Andrea Gabor has been following the drama of the Brockton Charter School, which was passed by state officials despite the strong opposition of people who live in Brockton. The charter was supposed to open this fall but has encountered delay after delay. Now it has been authorized to open 22 miles away. As Gabor explains, that is only one of many problems.

After multiple construction snafus that kept a controversial charter school from opening in Brockton, MA, the commissioner of Massachusetts public schools granted conditional approval yesterday for the school to temporarily move to a site in Norwood, 22 miles away from Brockton.

The decision to allow New Heights Charter School its last-minute move to Norwood is “political,” wrote Sue Szachowicz, the recently retired long-time principal of Brockton High, in an email. It shows how badly the Massachusetts department of education “wants to be sure that this school gets its opportunity.”

Adds Szachowicz:

“This will be interesting to see what happens. Norwood is a pretty affluent town, and not particularly easy to get to. Parents who thought they would be sending their kids to school in downtown Brockton will get their kids to school over twenty miles away in Norwood??? I do not understand this one! Politics, politics…”

Mitchell Chester along with Jim Peyser, the Massachusetts Secretary of Education and Gov. Charlie Baker, the Republican governor of Massachusetts, are all major proponents of an upcoming ballot initiative, known as Question 2, which would raise the Bay State’s cap on charter schools.

Chester did impose a number of conditions on New Heights, according to The Enterprise, the local newspaper: The school must offer two days of childcare to make up for pushing back the start of school.
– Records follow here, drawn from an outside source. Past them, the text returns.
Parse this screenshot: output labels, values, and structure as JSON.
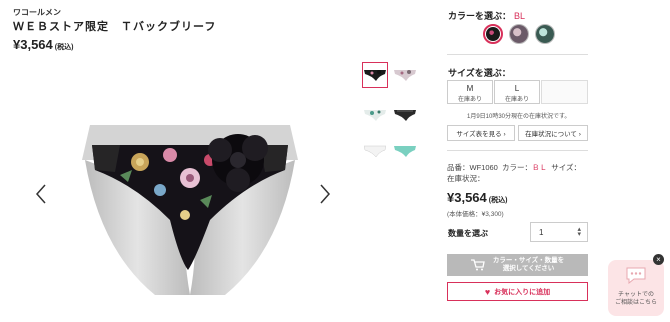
{
  "product": {
    "brand": "ワコールメン",
    "title": "ＷＥＢストア限定　Ｔバックブリーフ",
    "price": "¥3,564",
    "tax_label": "(税込)"
  },
  "gallery": {
    "prev_icon": "chevron-left-icon",
    "next_icon": "chevron-right-icon"
  },
  "color": {
    "label": "カラーを選ぶ：",
    "value": "BL",
    "swatches": [
      "#1a1a1a",
      "#6b5a68",
      "#4a7a70"
    ]
  },
  "size": {
    "label": "サイズを選ぶ：",
    "options": [
      {
        "size": "M",
        "status": "在庫あり"
      },
      {
        "size": "L",
        "status": "在庫あり"
      }
    ],
    "stock_note": "1月9日10時30分現在の在庫状況です。",
    "size_chart_btn": "サイズ表を見る ›",
    "stock_status_btn": "在庫状況について ›"
  },
  "spec": {
    "code_label": "品番：",
    "code": "WF1060",
    "color_label": "カラー：",
    "color_value": "ＢＬ",
    "size_label": "サイズ：",
    "stock_label": "在庫状況："
  },
  "pricing": {
    "price": "¥3,564",
    "tax_label": "(税込)",
    "sub": "(本体価格：¥3,300)"
  },
  "quantity": {
    "label": "数量を選ぶ",
    "value": "1"
  },
  "cart": {
    "line1": "カラー・サイズ・数量を",
    "line2": "選択してください"
  },
  "favorite": {
    "label": "お気に入りに追加"
  },
  "chat": {
    "line1": "チャットでの",
    "line2": "ご相談はこちら",
    "close": "×"
  },
  "colors": {
    "accent": "#d8305a",
    "disabled": "#b9b9b9",
    "chat_bg": "#fce4e6"
  }
}
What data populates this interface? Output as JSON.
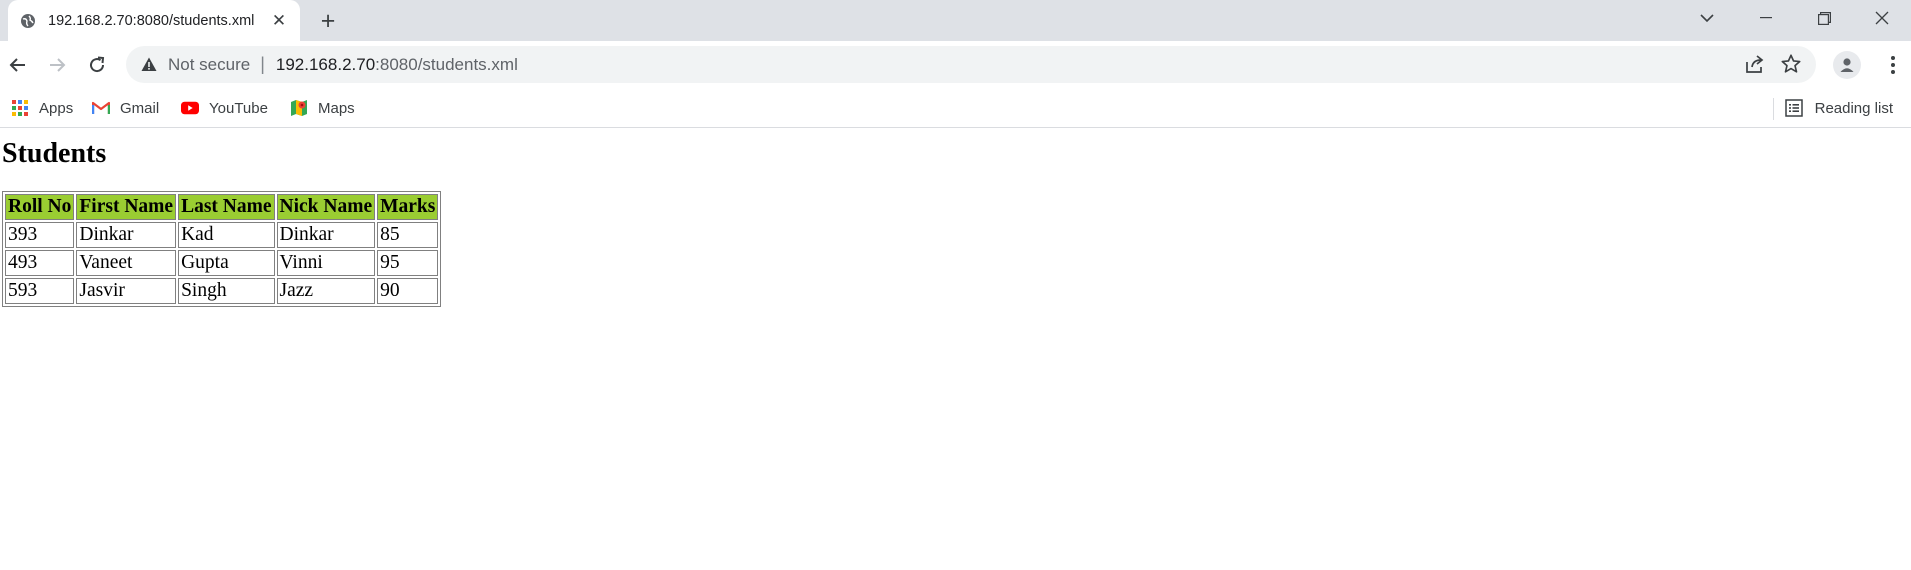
{
  "browser": {
    "tab_title": "192.168.2.70:8080/students.xml",
    "omnibox": {
      "security_label": "Not secure",
      "separator": "|",
      "url_host": "192.168.2.70",
      "url_rest": ":8080/students.xml"
    },
    "bookmarks": [
      {
        "label": "Apps",
        "icon": "apps-grid-icon"
      },
      {
        "label": "Gmail",
        "icon": "gmail-icon"
      },
      {
        "label": "YouTube",
        "icon": "youtube-icon"
      },
      {
        "label": "Maps",
        "icon": "maps-icon"
      }
    ],
    "reading_list_label": "Reading list"
  },
  "page": {
    "heading": "Students",
    "table": {
      "header_color": "#9acd32",
      "columns": [
        "Roll No",
        "First Name",
        "Last Name",
        "Nick Name",
        "Marks"
      ],
      "rows": [
        [
          "393",
          "Dinkar",
          "Kad",
          "Dinkar",
          "85"
        ],
        [
          "493",
          "Vaneet",
          "Gupta",
          "Vinni",
          "95"
        ],
        [
          "593",
          "Jasvir",
          "Singh",
          "Jazz",
          "90"
        ]
      ]
    }
  }
}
It must also establish occupancy in Brockton by January 3 or face charter probation or revocation. The school also must issue daily reports on student attendance on each of the first seven days of school, followed by weekly updates on enrollment counts, staffing and monthly financial statements.

“While it is not unusual for a new school to have challenges with a single site, it is rare to have it happen at two places,”said Jacqueline Reis, a spokesperson for Department of Elementary and Secondary Education. “Nonetheless, this is not the first charter school to open temporarily outside its region. … While a temporary site is not ideal, families appear willing to try to make it work.”

The Enterprise writes:

There will not be any additional taxpayer cost from the move, Reis said. Based on the maximum first-year enrollment of 315 students from the sixth to eighth grade, New Heights is receiving $3.96 million in combined state and local funds for its first year, which it supplements with grants and privately raised money.
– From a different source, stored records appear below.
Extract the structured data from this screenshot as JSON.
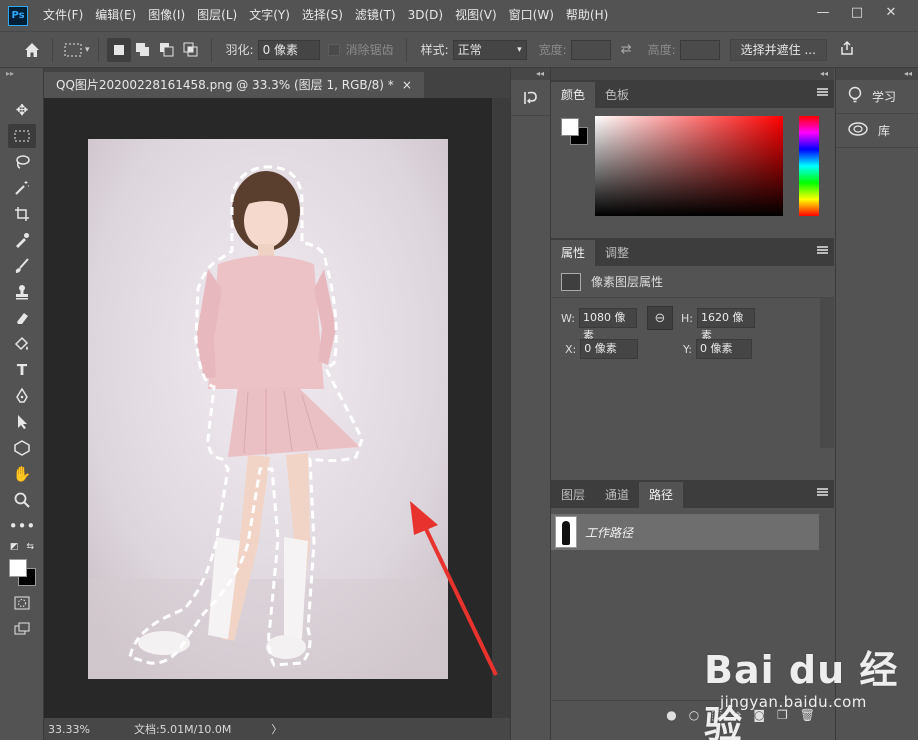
{
  "app": {
    "logo": "Ps",
    "menu": [
      "文件(F)",
      "编辑(E)",
      "图像(I)",
      "图层(L)",
      "文字(Y)",
      "选择(S)",
      "滤镜(T)",
      "3D(D)",
      "视图(V)",
      "窗口(W)",
      "帮助(H)"
    ],
    "window_controls": [
      "—",
      "□",
      "✕"
    ]
  },
  "options": {
    "feather_label": "羽化:",
    "feather_value": "0 像素",
    "antialias_label": "消除锯齿",
    "style_label": "样式:",
    "style_value": "正常",
    "width_label": "宽度:",
    "height_label": "高度:",
    "select_mask_button": "选择并遮住 ..."
  },
  "document": {
    "tab_title": "QQ图片20200228161458.png @ 33.3% (图层 1, RGB/8) *",
    "tab_close": "×",
    "zoom": "33.33%",
    "doc_info": "文档:5.01M/10.0M",
    "status_arrow": "〉"
  },
  "color_panel": {
    "tabs": [
      "颜色",
      "色板"
    ],
    "foreground": "#ffffff",
    "background": "#000000"
  },
  "properties_panel": {
    "tabs": [
      "属性",
      "调整"
    ],
    "header": "像素图层属性",
    "w_label": "W:",
    "w_value": "1080 像素",
    "h_label": "H:",
    "h_value": "1620 像素",
    "x_label": "X:",
    "x_value": "0 像素",
    "y_label": "Y:",
    "y_value": "0 像素"
  },
  "layers_panel": {
    "tabs": [
      "图层",
      "通道",
      "路径"
    ],
    "path_item": "工作路径"
  },
  "side_panel": {
    "learn": "学习",
    "library": "库"
  },
  "watermark": {
    "brand": "Bai du 经验",
    "url": "jingyan.baidu.com"
  },
  "colors": {
    "ui_bg": "#535353",
    "canvas_bg": "#282828",
    "annotation_arrow": "#e8322d"
  }
}
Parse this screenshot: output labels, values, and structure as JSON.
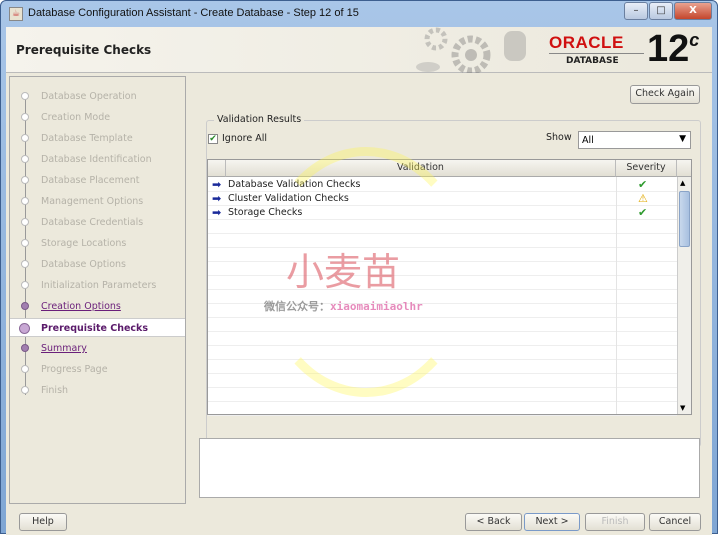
{
  "window": {
    "title": "Database Configuration Assistant - Create Database - Step 12 of 15",
    "minimize": "–",
    "maximize": "□",
    "close": "X"
  },
  "header": {
    "page_title": "Prerequisite Checks",
    "brand": "ORACLE",
    "product": "DATABASE",
    "version": "12",
    "version_suffix": "c"
  },
  "sidebar": {
    "steps": [
      {
        "label": "Database Operation",
        "state": "disabled"
      },
      {
        "label": "Creation Mode",
        "state": "disabled"
      },
      {
        "label": "Database Template",
        "state": "disabled"
      },
      {
        "label": "Database Identification",
        "state": "disabled"
      },
      {
        "label": "Database Placement",
        "state": "disabled"
      },
      {
        "label": "Management Options",
        "state": "disabled"
      },
      {
        "label": "Database Credentials",
        "state": "disabled"
      },
      {
        "label": "Storage Locations",
        "state": "disabled"
      },
      {
        "label": "Database Options",
        "state": "disabled"
      },
      {
        "label": "Initialization Parameters",
        "state": "disabled"
      },
      {
        "label": "Creation Options",
        "state": "link"
      },
      {
        "label": "Prerequisite Checks",
        "state": "current"
      },
      {
        "label": "Summary",
        "state": "link"
      },
      {
        "label": "Progress Page",
        "state": "disabled"
      },
      {
        "label": "Finish",
        "state": "disabled"
      }
    ]
  },
  "main": {
    "check_again": "Check Again",
    "group_title": "Validation Results",
    "ignore_all": "Ignore All",
    "ignore_all_checked": true,
    "show_label": "Show",
    "show_value": "All",
    "columns": [
      "Validation",
      "Severity"
    ],
    "rows": [
      {
        "name": "Database Validation Checks",
        "severity": "success"
      },
      {
        "name": "Cluster Validation Checks",
        "severity": "warning"
      },
      {
        "name": "Storage Checks",
        "severity": "success"
      }
    ]
  },
  "footer": {
    "help": "Help",
    "back": "< Back",
    "next": "Next >",
    "finish": "Finish",
    "cancel": "Cancel"
  },
  "watermark": {
    "title": "小麦苗",
    "subtitle_prefix": "微信公众号：",
    "subtitle_id": "xiaomaimiaolhr"
  },
  "colors": {
    "link": "#6a1f7a",
    "oracle_red": "#d01010",
    "success": "#2e9a2e",
    "warning": "#e0a800"
  }
}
Here is more background on Brockton-now-Norwood charter fiasco from an earlier post:

Amid an escalating battle over a statewide ballot initiative, this November, that would lift the cap on charter schools in Massachussetts, the Brockton charter mess highlights the greatest fears of charter skeptics, including:

–A sloppy approval process, and this in a state that prides itself on having the most rigorous charter approval process in the nation.

–A political establishment that ran rough-shod over the wishes of the local community.

–As families give up on the charter, which has enrolled about 200 students so far, well below its expected first-year enrollment of 315 students, for grades six through eight, they have already begun to return back to the public school system, wreaking havoc with enrollments.